Best fit is actually an algorithm for finding holes and we know it simply does O(n) search to find it . By that logic , the following allocations happen immediately :
1) J1 goes to 2k partition (Completely filled)
2) J2 goes to 20k partition (6k space still left , i.e hole of size 6k)
3) J3 goes to 4K partition (1k space left , i.e hole of size 1k )
4) J4 goes to 8k partition (2k space left , i.e hole of size 2k)
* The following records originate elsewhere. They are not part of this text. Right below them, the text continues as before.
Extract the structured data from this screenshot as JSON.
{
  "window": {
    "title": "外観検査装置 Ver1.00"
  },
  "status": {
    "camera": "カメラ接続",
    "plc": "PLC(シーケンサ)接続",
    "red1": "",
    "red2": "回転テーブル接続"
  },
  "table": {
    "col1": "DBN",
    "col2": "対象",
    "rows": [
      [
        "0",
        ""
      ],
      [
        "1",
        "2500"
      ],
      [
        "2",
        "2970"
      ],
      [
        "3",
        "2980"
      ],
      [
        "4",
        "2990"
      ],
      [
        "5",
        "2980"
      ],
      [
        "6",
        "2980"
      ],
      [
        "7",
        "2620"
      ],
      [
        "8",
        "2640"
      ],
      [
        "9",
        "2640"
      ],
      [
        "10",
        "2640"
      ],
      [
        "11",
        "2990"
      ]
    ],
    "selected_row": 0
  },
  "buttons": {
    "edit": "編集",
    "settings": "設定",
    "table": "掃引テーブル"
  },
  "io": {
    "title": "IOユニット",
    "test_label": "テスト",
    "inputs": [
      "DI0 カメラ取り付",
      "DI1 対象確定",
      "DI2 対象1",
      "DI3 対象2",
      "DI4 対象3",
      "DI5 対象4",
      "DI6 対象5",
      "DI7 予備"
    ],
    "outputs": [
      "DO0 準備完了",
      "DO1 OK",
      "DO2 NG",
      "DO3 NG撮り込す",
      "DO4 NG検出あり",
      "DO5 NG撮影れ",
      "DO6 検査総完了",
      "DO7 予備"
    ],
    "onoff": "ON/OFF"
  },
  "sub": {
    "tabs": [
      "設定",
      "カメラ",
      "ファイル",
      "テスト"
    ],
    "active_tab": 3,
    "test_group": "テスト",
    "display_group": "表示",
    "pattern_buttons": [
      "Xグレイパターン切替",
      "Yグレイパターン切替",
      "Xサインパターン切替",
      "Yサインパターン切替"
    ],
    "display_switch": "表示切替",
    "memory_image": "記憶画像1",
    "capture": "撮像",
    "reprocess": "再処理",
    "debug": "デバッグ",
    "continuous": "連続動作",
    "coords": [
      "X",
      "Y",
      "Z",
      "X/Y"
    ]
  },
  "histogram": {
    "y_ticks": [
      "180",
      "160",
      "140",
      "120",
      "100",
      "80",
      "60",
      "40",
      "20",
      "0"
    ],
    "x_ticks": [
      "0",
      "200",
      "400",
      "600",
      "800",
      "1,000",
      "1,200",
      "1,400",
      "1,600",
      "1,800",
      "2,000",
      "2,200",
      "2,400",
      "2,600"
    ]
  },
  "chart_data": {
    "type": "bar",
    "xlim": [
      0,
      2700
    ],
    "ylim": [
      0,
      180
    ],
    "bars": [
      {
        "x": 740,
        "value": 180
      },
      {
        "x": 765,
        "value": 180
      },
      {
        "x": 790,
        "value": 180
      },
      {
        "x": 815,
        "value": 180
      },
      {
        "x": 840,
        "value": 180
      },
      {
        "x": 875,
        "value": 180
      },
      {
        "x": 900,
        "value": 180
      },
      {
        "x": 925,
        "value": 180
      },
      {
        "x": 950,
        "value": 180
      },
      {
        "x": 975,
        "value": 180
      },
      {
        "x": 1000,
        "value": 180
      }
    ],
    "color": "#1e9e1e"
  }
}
When assigning J5 which is of size 6k , the holes are checked linearly . Refer to step 2 above , it has a 6k sized hole to be filled . So J5 is allocated to the remaining 6k space. Therefore following are the vacant spaces/holes in each partition.
1) partition (2k): 0 k
2) partition (20k) : 0 k
3) partition (4k) : 1 k
4) partition (8k) : 2k
Since J6 is 10k and there's no space left , it has no option but to wait till J2 (sized 14k) to finish it's execution. So by the end of 10 units of time partition (20k) has a hole sized 20k (14k from J2 and 6k from J5 , as both were allocated instantly) and J6 is fit into it. Note : by the end of 10 units all other partitions other than partition (20k) are empty as all it's processes are complete. Therefore following are the vacant spaces/holes in each partition.
1) partition (2k): 2 k
2) partition (20k) : 10 k
3) partition (4k) : 4k
4) partition (8k) : 8k
When assigning J7 which is of size 7k , the holes are checked linearly . Refer to step 4 above , it has a 8k sized hole/partition to be filled . So J5 is allocated to partition (8k).
Total time taken to complete J7 = 10(total wait) + 8(time taken by J7) = 18 .
At the end of 18th unit or beginning of 19th unit J7 is complete.